Elderflower14 · 28/10/2018 02:11

I can't watch beyond where the boat starts to sink. I feel ill....

treaclesoda · 28/10/2018 06:38

It seems ridiculous now that people could be so arrogant as to think that they had designed/built a ship that was unsinkable

The designers never said that though. Although possibly the 1912 version of the PR department did...

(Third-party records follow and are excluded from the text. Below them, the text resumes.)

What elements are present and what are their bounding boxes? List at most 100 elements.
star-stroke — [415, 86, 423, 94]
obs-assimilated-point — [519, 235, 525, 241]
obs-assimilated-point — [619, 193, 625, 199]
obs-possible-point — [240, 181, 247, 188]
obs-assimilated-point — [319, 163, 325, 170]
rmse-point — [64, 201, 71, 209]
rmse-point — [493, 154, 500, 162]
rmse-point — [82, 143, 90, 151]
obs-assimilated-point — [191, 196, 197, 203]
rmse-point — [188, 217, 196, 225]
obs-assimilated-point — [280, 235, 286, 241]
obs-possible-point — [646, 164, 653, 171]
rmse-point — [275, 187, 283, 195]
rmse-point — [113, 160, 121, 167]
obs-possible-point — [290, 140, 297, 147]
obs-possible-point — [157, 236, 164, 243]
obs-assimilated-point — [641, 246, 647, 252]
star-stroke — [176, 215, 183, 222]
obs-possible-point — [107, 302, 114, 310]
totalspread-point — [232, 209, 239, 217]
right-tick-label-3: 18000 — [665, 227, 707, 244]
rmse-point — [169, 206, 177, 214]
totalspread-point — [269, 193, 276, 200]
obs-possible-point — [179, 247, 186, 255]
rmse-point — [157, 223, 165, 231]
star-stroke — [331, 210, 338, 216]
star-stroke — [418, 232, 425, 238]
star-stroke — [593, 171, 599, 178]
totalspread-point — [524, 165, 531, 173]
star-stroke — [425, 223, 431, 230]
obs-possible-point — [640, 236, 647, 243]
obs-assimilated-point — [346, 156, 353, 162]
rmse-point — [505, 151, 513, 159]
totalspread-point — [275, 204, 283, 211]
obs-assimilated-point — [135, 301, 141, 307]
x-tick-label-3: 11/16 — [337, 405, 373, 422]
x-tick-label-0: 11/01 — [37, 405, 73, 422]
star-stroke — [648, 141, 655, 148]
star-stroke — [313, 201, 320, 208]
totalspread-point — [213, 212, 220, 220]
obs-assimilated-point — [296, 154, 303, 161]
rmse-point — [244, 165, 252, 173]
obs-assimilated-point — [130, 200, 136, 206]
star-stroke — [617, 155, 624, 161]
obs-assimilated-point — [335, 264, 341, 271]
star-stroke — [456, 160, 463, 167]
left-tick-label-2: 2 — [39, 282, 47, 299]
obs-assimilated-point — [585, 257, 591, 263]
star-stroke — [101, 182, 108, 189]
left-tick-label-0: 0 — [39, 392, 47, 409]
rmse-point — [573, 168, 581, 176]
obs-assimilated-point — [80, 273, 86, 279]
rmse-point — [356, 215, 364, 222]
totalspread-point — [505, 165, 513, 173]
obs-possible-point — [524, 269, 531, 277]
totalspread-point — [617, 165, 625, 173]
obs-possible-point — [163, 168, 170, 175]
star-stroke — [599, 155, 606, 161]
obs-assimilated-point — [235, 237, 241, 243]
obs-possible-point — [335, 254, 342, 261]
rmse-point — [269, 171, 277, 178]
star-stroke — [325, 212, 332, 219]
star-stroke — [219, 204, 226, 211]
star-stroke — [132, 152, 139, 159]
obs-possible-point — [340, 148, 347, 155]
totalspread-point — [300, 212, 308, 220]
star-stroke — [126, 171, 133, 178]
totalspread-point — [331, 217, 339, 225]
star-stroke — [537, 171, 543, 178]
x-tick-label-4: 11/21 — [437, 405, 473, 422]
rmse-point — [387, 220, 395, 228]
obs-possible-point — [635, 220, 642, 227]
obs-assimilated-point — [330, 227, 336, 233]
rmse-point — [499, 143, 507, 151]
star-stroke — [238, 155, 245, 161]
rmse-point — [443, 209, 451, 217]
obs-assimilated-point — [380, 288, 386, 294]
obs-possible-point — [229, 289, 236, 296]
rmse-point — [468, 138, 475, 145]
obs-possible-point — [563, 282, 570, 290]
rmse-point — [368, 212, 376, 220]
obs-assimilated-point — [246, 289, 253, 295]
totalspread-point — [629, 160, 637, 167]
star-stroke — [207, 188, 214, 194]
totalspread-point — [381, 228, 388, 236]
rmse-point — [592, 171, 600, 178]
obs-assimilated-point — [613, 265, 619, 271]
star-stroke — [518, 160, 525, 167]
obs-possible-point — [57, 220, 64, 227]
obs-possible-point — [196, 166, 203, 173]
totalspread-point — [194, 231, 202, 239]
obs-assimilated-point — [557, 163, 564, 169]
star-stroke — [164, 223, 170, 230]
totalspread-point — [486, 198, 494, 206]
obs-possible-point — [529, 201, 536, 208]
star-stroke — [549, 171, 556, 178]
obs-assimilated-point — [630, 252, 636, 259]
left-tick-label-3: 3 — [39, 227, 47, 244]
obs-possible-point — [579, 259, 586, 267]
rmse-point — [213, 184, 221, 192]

dapplegrey · 28/10/2018 06:44

The crew members are people who worked through the night to get people loaded onto lifeboats whilst knowing they would probably not survive; that is as good a definition as any of heroism and imo they deserved the utmost respect, which didn't happen here;

This.

riviana · 28/10/2018 06:48

"A Night to Remember" was much more engrossing and had some extremely touching and sad moments - but nothing was overdone. Kenneth Moore was so believable as the efficient Lightoller(?). Just the sort of man that was "stiff upper lippish" and capably rose to every eventuality. He also played a similar role to great effect in "North West Frontier" where Lauren Bacall managed to look soignee fleeing across India.

"Titanic" left me completely untouched, although it did have good special effects.

duplodancer · 28/10/2018 06:58

I don't think it's in poor taste at all.
Hundreds of books for example set romances against real disasters. I've even read a few set against 9/11. It's not that different. Life is art. If it brings important messages to more people it's relevant.